2000 years ago, Marcus Aurelius wrote: Every instrument, tool, vessel, if it does that for which it is made, is well … In the things which are held together by nature there is within and there abides in them the power which made them … wherefore if thou dost live and act according to its will, everything in thee is in conformity to intelligence.

Whatever label one might choose for Webb Chiles, steadfast comes readily to mind . His life could be used as a case history of that virtue. Upon reflection, however, the more fitting adjective seems to be intelligent. To conceive, at a young age, the course of one’s life and embark resolutely on that course is the mark of an uncommon mind.
Chiles has made six circumnavigations, single handed for the most part, and written seven books about his exploits. These bald facts, though, don’t tell the story. Of his written works—all good reads—The Open Boat: Across The Pacific, and that book’s sequel, The Ocean Waits are the most compelling. To paraphrase William James, the books expose Chiles as a man intent upon ‘… tearing his conceptions from the continuum of felt experience.’
The books recount his attempt to sail around the world alone in an open boat. The boat chosen was an 18 foot Drascombe Lugger, named Chidiock Tichborne. A stout craft, she was pitch poled in the South Pacific after colliding with some object just below the surface, and was awash and a shambles when righted. He wrote: I just lay there, thinking, as do all wounded, how much had changed and how quickly, in the passing of a single wave. The sequel offers more of the same: from gales in the Indian Ocean to a jail cell in Saudi Arabia.

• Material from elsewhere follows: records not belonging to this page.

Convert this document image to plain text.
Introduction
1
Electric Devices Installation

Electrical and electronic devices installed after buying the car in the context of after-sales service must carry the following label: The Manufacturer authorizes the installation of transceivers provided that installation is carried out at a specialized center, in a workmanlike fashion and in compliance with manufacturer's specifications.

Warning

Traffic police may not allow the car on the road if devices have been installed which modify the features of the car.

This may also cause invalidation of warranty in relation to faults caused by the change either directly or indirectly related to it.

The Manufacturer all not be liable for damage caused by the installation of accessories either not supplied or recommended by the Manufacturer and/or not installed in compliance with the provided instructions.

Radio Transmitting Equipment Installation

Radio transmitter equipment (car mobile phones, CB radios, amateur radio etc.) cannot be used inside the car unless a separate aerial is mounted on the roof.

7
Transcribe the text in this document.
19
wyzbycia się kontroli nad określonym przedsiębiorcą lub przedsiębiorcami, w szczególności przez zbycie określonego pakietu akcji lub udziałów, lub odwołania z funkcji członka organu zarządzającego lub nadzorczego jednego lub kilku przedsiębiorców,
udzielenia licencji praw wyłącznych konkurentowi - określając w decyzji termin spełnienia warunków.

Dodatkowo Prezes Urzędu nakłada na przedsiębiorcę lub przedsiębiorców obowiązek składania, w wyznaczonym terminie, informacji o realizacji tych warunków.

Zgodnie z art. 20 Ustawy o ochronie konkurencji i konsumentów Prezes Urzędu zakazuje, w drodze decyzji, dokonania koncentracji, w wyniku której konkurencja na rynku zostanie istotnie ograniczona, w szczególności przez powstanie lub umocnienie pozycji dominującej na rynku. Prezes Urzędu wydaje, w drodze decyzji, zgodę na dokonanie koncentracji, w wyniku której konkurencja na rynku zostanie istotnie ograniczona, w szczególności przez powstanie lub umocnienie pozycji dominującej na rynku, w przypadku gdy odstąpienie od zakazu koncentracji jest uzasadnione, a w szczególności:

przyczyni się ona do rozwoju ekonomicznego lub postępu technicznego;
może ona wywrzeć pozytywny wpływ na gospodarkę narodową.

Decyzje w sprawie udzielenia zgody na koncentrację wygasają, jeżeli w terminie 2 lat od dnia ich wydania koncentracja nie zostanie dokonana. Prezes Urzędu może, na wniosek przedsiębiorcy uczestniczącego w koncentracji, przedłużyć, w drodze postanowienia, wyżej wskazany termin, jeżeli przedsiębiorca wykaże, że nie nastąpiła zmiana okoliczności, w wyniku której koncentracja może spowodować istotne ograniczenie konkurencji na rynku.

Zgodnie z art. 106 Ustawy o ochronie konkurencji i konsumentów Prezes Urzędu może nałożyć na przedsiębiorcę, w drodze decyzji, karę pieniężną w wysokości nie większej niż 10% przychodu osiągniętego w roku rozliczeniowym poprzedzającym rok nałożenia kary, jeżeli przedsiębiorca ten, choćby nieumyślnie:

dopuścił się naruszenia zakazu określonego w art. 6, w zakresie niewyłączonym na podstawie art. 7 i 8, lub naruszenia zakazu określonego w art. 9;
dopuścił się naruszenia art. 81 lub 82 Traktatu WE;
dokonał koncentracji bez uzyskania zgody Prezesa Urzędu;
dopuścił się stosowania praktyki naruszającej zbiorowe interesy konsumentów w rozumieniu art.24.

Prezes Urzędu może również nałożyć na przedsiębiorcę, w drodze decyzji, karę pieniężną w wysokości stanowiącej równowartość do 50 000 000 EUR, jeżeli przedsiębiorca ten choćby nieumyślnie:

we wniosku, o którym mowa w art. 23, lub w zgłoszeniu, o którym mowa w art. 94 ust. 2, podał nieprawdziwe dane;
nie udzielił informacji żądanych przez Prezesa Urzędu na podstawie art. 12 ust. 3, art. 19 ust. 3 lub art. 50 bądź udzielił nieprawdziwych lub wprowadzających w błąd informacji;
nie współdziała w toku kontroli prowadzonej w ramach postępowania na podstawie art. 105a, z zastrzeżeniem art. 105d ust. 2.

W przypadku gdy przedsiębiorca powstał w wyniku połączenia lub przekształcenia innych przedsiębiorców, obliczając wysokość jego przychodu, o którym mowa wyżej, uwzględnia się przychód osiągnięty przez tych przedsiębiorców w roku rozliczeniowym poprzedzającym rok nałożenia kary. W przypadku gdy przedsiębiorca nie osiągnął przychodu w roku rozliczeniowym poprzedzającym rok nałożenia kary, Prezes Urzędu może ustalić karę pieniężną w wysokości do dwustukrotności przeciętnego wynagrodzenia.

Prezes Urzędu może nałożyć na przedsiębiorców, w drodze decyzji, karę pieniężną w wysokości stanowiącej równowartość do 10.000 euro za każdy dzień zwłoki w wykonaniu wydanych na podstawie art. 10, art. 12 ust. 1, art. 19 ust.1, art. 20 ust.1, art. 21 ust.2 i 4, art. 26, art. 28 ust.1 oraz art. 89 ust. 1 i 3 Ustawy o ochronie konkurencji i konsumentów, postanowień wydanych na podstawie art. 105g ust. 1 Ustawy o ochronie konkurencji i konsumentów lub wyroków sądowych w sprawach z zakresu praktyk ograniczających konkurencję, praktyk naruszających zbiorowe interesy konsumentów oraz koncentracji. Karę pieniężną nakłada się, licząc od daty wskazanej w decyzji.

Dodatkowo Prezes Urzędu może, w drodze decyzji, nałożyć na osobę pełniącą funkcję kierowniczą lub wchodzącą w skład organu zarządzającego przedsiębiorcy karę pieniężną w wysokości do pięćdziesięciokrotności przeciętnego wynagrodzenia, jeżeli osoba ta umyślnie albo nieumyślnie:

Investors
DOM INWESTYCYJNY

Intelligence guided by experience and a simple ability to endure earned his survival.

By his own reckoning, Webb Chiles has spent eight years of his life alone at sea. His preference, obviously, is for the open ocean. He resides on Skull Creek near the Atlantic, but it is a vexing business to reach the open sea from Skull Creek. Flukey river winds, miles of shoal water, and the torrent that is the Gulf Stream make leaving the land a tiresome business. Which is not to mention the frequent passage of large, notoriously indifferent vessels bound elsewhere.
Chiles is amazed to find himself 83 years old. He continues to sail. He continues to write. He continues to do his age in pushups. He continues to be the man he has become.
Countless magazine articles have featured Chiles, countless interviews. Three films have been made about his singular life. The Story Tellers, produced by Safe Harbor, may be the best of the three.
A link to the video is posted below. Watch the video; the man is a compelling story teller. His web log is ‘Self-Portrait In The Present Sea.’
The books of Webb Chiles are available at many vendors. Most are offered as either print books or ebooks. Some have become collectors items.